Good golfers have powerful leg drive as the swing approaches the impact point. Leg drive helps generate speed and power. You may notice that you lose distance near the end of the round, and tired legs could be the problem. Build your leg strength through a consistent program of walking, running or cardio training such as working out on a treadmill or stationary bike. It’s a good idea to consult with your doctor before getting started on an exercise program.
Some of the longest hitters on the PGA and LPGA tours don’t look particularly muscular and their swings look almost effortless. Their secret is good tempo. They know how to maximize clubhead speed at the impact point. Rushing the downswing causes you to dissipate clubhead speed. Make sure you swing back as far as you comfortably can, and pause at the top of your swing.
Lack of Flexibility
To generate power you need to make a full shoulder turn. By coiling your muscles going back, you build up energy that will be released on the downswing. A full turn requires muscle flexibility. Golfers increase their flexibility through stretching exercises. Take your driver and grip it on either end of the shaft.
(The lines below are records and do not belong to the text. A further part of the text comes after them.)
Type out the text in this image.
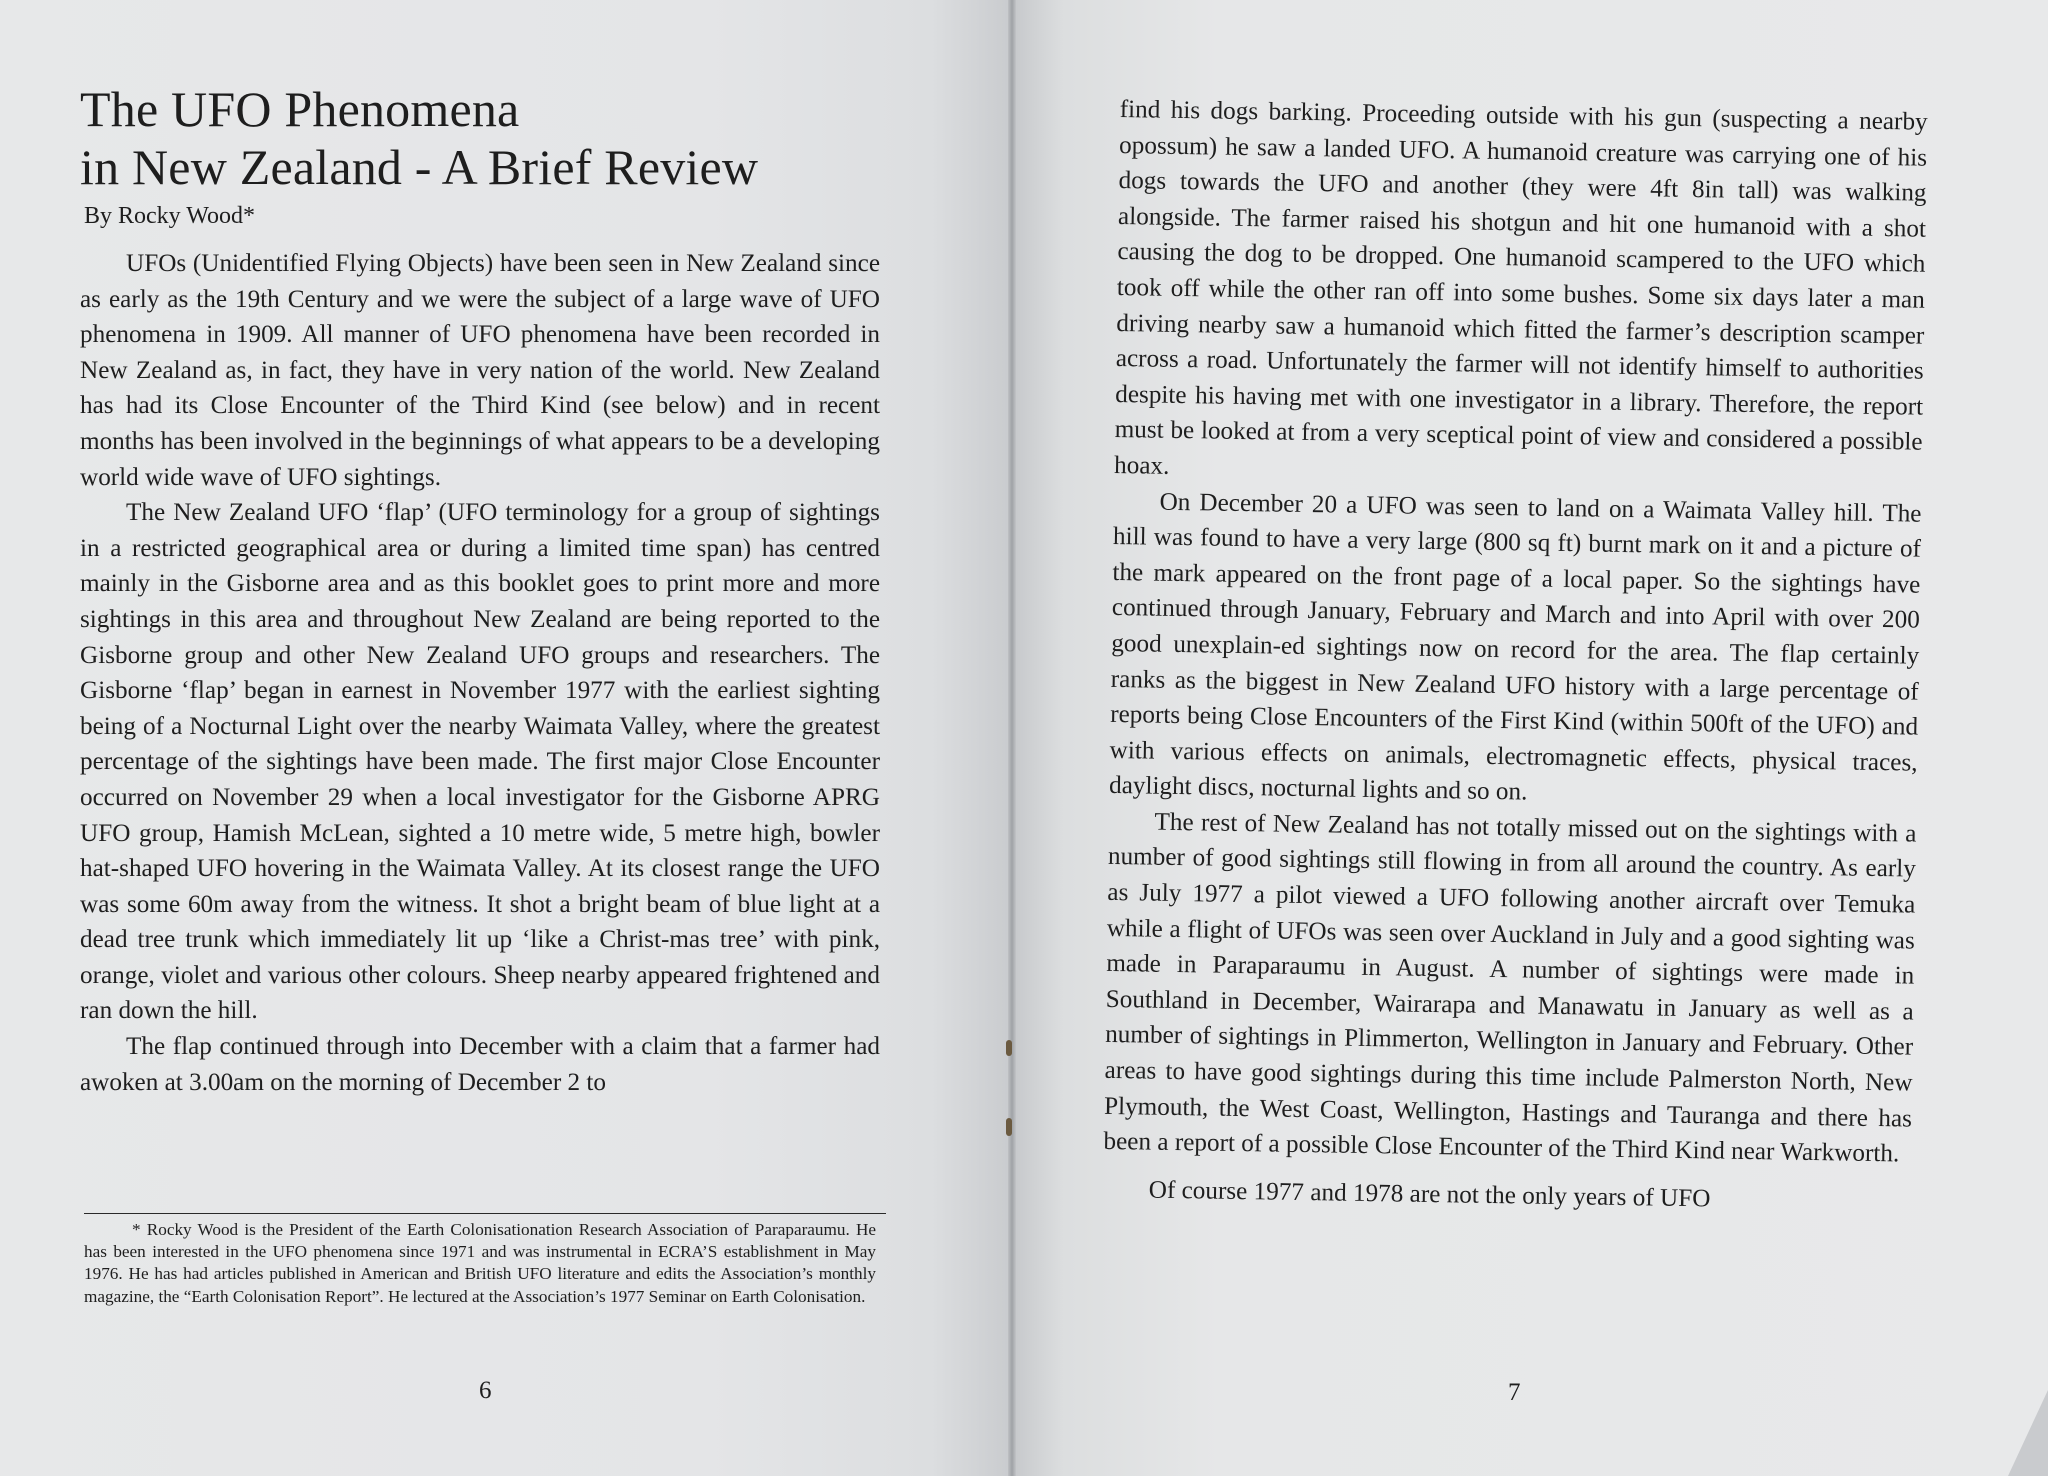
The UFO Phenomena
in New Zealand - A Brief Review
By Rocky Wood*

UFOs (Unidentified Flying Objects) have been seen in New Zealand since as early as the 19th Century and we were the subject of a large wave of UFO phenomena in 1909. All manner of UFO phenomena have been recorded in New Zealand as, in fact, they have in very nation of the world. New Zealand has had its Close Encounter of the Third Kind (see below) and in recent months has been involved in the beginnings of what appears to be a developing world wide wave of UFO sightings.

The New Zealand UFO ‘flap’ (UFO terminology for a group of sightings in a restricted geographical area or during a limited time span) has centred mainly in the Gisborne area and as this booklet goes to print more and more sightings in this area and throughout New Zealand are being reported to the Gisborne group and other New Zealand UFO groups and researchers. The Gisborne ‘flap’ began in earnest in November 1977 with the earliest sighting being of a Nocturnal Light over the nearby Waimata Valley, where the greatest percentage of the sightings have been made. The first major Close Encounter occurred on November 29 when a local investigator for the Gisborne APRG UFO group, Hamish McLean, sighted a 10 metre wide, 5 metre high, bowler hat-shaped UFO hovering in the Waimata Valley. At its closest range the UFO was some 60m away from the witness. It shot a bright beam of blue light at a dead tree trunk which immediately lit up ‘like a Christ-mas tree’ with pink, orange, violet and various other colours. Sheep nearby appeared frightened and ran down the hill.

The flap continued through into December with a claim that a farmer had awoken at 3.00am on the morning of December 2 to

* Rocky Wood is the President of the Earth Colonisationation Research Association of Paraparaumu. He has been interested in the UFO phenomena since 1971 and was instrumental in ECRA’S establishment in May 1976. He has had articles published in American and British UFO literature and edits the Association’s monthly magazine, the “Earth Colonisation Report”. He lectured at the Association’s 1977 Seminar on Earth Colonisation.

6

find his dogs barking. Proceeding outside with his gun (suspecting a nearby opossum) he saw a landed UFO. A humanoid creature was carrying one of his dogs towards the UFO and another (they were 4ft 8in tall) was walking alongside. The farmer raised his shotgun and hit one humanoid with a shot causing the dog to be dropped. One humanoid scampered to the UFO which took off while the other ran off into some bushes. Some six days later a man driving nearby saw a humanoid which fitted the farmer’s description scamper across a road. Unfortunately the farmer will not identify himself to authorities despite his having met with one investigator in a library. Therefore, the report must be looked at from a very sceptical point of view and considered a possible hoax.

On December 20 a UFO was seen to land on a Waimata Valley hill. The hill was found to have a very large (800 sq ft) burnt mark on it and a picture of the mark appeared on the front page of a local paper. So the sightings have continued through January, February and March and into April with over 200 good unexplain-ed sightings now on record for the area. The flap certainly ranks as the biggest in New Zealand UFO history with a large percentage of reports being Close Encounters of the First Kind (within 500ft of the UFO) and with various effects on animals, electromagnetic effects, physical traces, daylight discs, nocturnal lights and so on.

The rest of New Zealand has not totally missed out on the sightings with a number of good sightings still flowing in from all around the country. As early as July 1977 a pilot viewed a UFO following another aircraft over Temuka while a flight of UFOs was seen over Auckland in July and a good sighting was made in Paraparaumu in August. A number of sightings were made in Southland in December, Wairarapa and Manawatu in January as well as a number of sightings in Plimmerton, Wellington in January and February. Other areas to have good sightings during this time include Palmerston North, New Plymouth, the West Coast, Wellington, Hastings and Tauranga and there has been a report of a possible Close Encounter of the Third Kind near Warkworth.

Of course 1977 and 1978 are not the only years of UFO

7
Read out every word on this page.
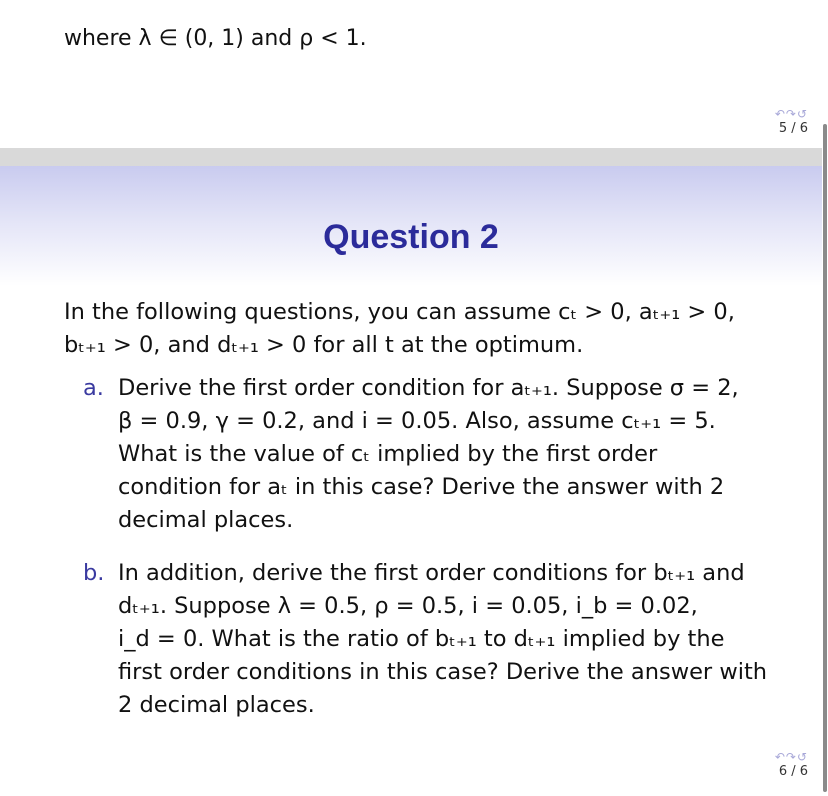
where λ ∈ (0, 1) and ρ < 1.
↶↷↺
5 / 6
Question 2
In the following questions, you can assume cₜ > 0, aₜ₊₁ > 0,
bₜ₊₁ > 0, and dₜ₊₁ > 0 for all t at the optimum.
a. Derive the first order condition for aₜ₊₁. Suppose σ = 2,
β = 0.9, γ = 0.2, and i = 0.05. Also, assume cₜ₊₁ = 5.
What is the value of cₜ implied by the first order
condition for aₜ in this case? Derive the answer with 2
decimal places.
b. In addition, derive the first order conditions for bₜ₊₁ and
dₜ₊₁. Suppose λ = 0.5, ρ = 0.5, i = 0.05, i_b = 0.02,
i_d = 0. What is the ratio of bₜ₊₁ to dₜ₊₁ implied by the
first order conditions in this case? Derive the answer with
2 decimal places.
↶↷↺
6 / 6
Extend the club out in front of you, and rotate your shoulders as you do during the swing. You will feel your shoulder muscles stretch and loosen up. This will help you widen your swing arc--and hit the ball farther.
Forcing the Swing
Swinging too hard can actually result in shorter drives rather than longer ones. A violent swing action throws your timing off, making it impossible for the arms, shoulders and legs to work in harmony to deliver maximum power to the ball. Extending the backswing beyond parallel can also disrupt the timing of the downswing. Great players deliberately swing with less than 100 percent force in order to maintain good swing rhythm.